Impact on British India
International trade
The colonial government had transformed India into an exporter of agricultural goods and importer of manufactures by the 19th century. The depression had halved the India’s exports and imports between 1928 and 1934.
Farmers
As international prices slumped, prices in India also slumped. The peasants and farmers faced a huge loss and the worst affected were the jute producers of Bengal. But, the colonial government refused to reduce its revenue demands. As a result, peasant Indebtedness across India increased. To pay back their debts, Indians began exporting precious metals like gold and as per the famous economist John Maynard Keynes, Indiangold exports promoted global economic recovery. This is especially true for the speedy recovery of Britain.
Urban dwellers
The depression became a boon for the Indian urban dwellers with fixed incomes. They found themselves better off as everything cost less. It is estimated that the price decline from late 1929 to October 1931 was 36% in India as compared to 27 % in the UK and 26% in the US.
Industrial investments
The government, under pressure was forced to extend tariff protection to industries. This led to increase in industrial investments.
Economic policies of the colonial government
The colonial government intensified its existing imperialistic economic policies. The policies adopted were aimed at protecting the Britain’s economy. For instance, UK adopted a protective policy prohibiting imports from India. These policies caused widespread poverty among the Indian masses. In these situations, the most recommended approach would be to devalue the currency. Te depression affected countries like Australia, New Zealand, Brazil, and Denmark reduced their exchange value of their currency. But, the colonial government in India refused to do so. Also, instead of increasing the government expenditure, the government was more interested in accumulating wealth.
Establishment of the Central bank
The narrow-minded policies followed by the colonial government were hugely criticized from all the parts of the country.

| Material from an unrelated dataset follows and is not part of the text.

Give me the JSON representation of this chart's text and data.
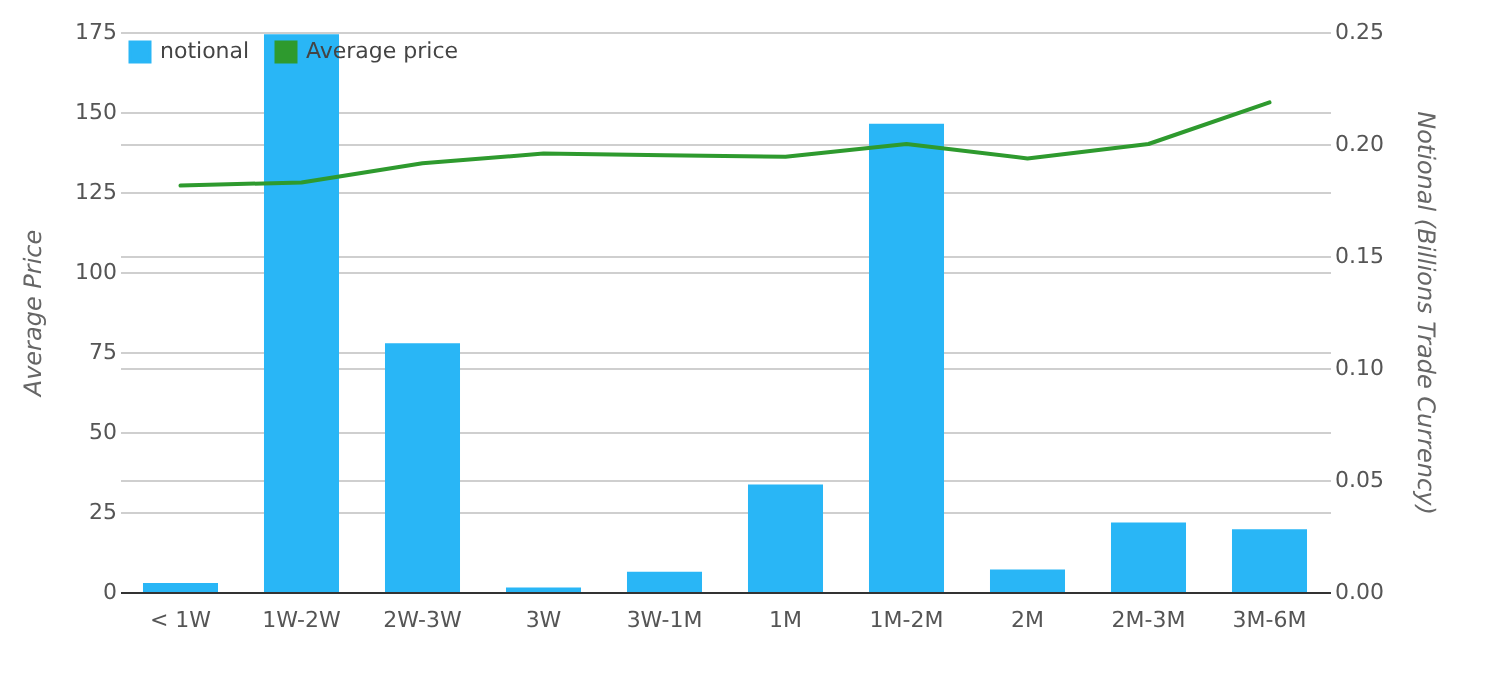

With the intensifying national struggle and protests, the government was made to concede some of the demands of the nationalists. This led to the establishment of a central bank. Subsequently, the Reserve Bank of India Act in 1934 and the central bank came into existence on April 1, 1935.

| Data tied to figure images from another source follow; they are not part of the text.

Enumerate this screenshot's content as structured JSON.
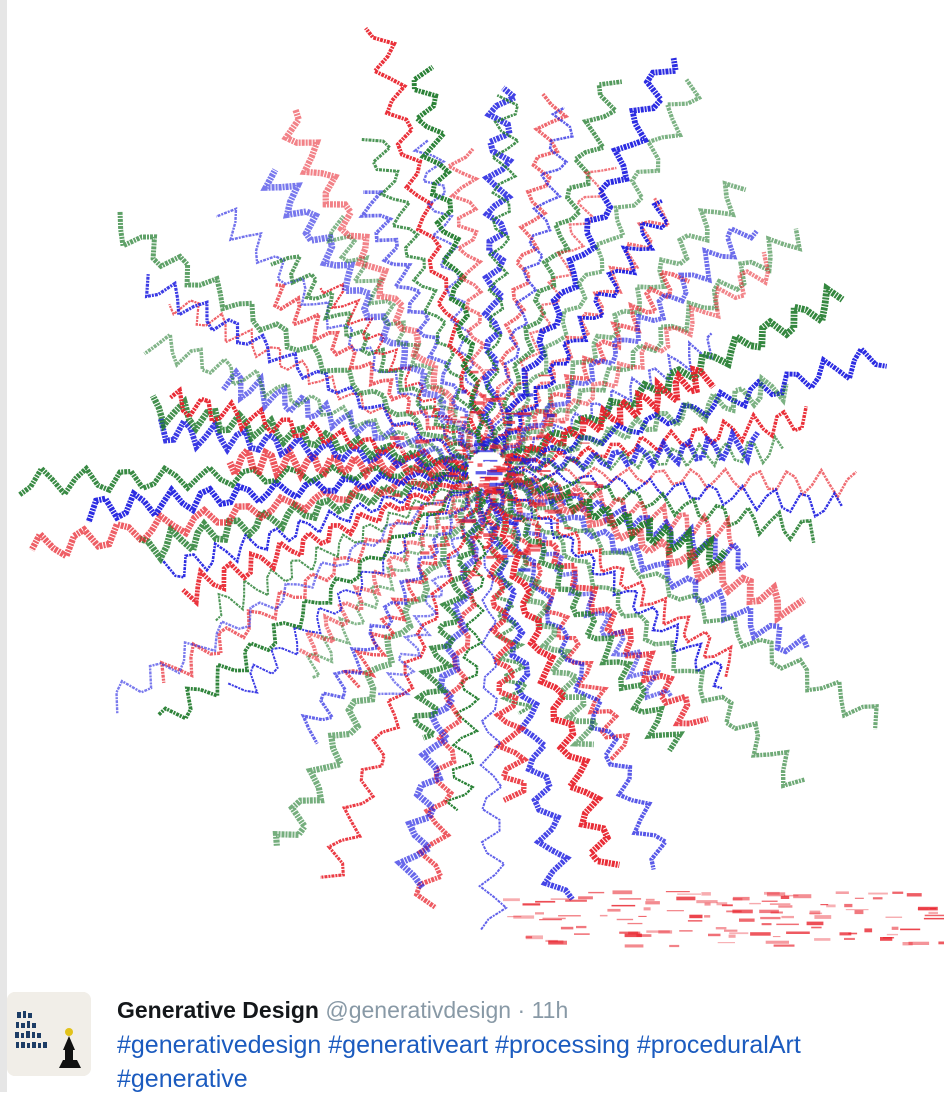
{
  "tweet": {
    "display_name": "Generative Design",
    "handle": "@generativdesign",
    "separator": "·",
    "time": "11h",
    "hashtags": [
      "#generativedesign",
      "#generativeart",
      "#processing",
      "#proceduralArt",
      "#generative"
    ]
  },
  "artwork": {
    "palette": [
      "#e8202a",
      "#1a1ae0",
      "#1e7a2a"
    ]
  }
}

World War II and the depression
The economy of the US rebounded after it entered into the Second World War. Some economists believe that the active engagement of the US in the World War II increased the industrial and labour production. The war increased the demand for setting up of new industries. The US government also founded the Defense Plant Corporation (DPC) in 1940. According to some estimates, with the setting up of DPC, the government spending accounted for the 67% of the US capital investment. In one stroke, the government made available the necessary manufacturing and infrastructure capacity and lead the country out of the depression. The private capital investments once again found a place to be profitably invested. The Aerospace and other important sectors developed during this period continued to boom even after the World War II.
However, some economists do not approve of this view and they believe that the depression could have very well ended even in the absence increased military production.